The lawsuit alleged that the federal Government is violating Fourth and Fifth Amendment rights by “abducting individuals en masse” and holding them in a federal building in Downtown Los Angeles “which lacks beds, showers, or medical facilities”, without counsel, due process or probable cause.
ACLU lawyers delivered arguments in federal court last week, and the city of Los Angeles and several other Southern California cities are seeking to join the lawsuit.
Jackson, the White House spokeswoman, said of the lawsuit: “Enforcement operations require careful planning and execution; skills far beyond the purview or jurisdiction of any judge”.
Some magazines and content creators that hadn’t focused on immigration issues are also taking a new approach.

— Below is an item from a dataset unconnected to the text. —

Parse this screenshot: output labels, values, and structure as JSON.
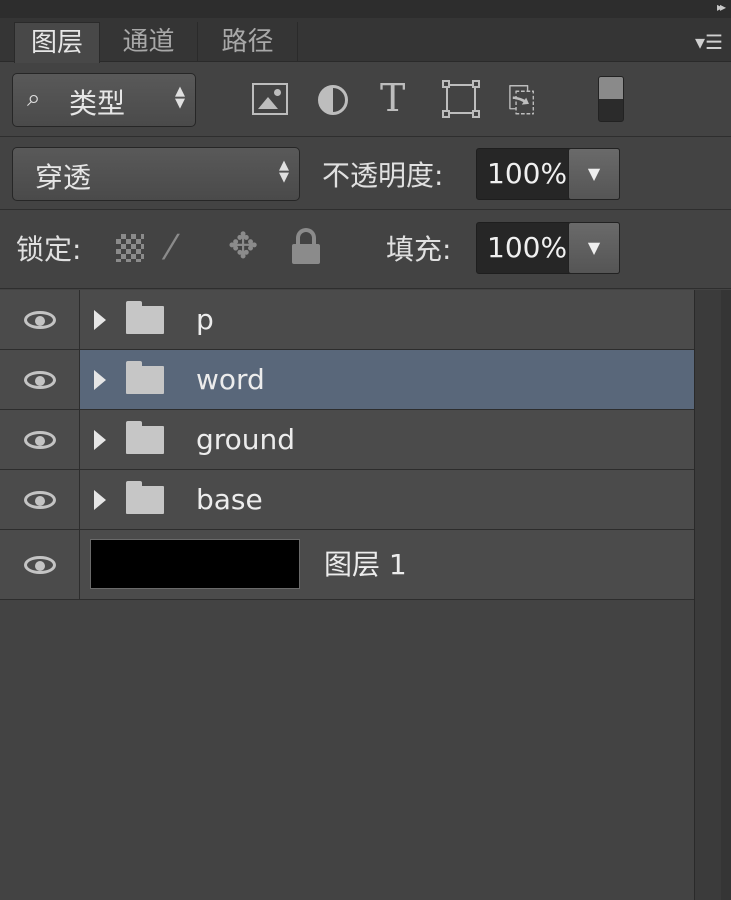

LA Taco, once a food and culture publication on the verge of closing, has shifted its focus to a social-media-first strategy covering ICE activity.
And after attending a few protests in June, Jared Muros, a content creator with more than 250,000 followers on Instagram, moved his content away from fashion and entertainment to emphasise video journalism about the impact of ICE raids.
Muros, who grew up in Los Angeles’ Latino-populated neighbourhoods, said he had concerns over how his audience would react to the transition, but ultimately was motivated to correct rhetoric he overheard that those detained in the raids were “just criminals”.
“I feel like more people have started to speak up, but it’s more so people who are affected or who have immigrant parents or know somebody who is Latino and has been profiled.” Muros said, “But more and more, I do see more people speaking up.”
Marie-Rose Sheinerman contributed to this report.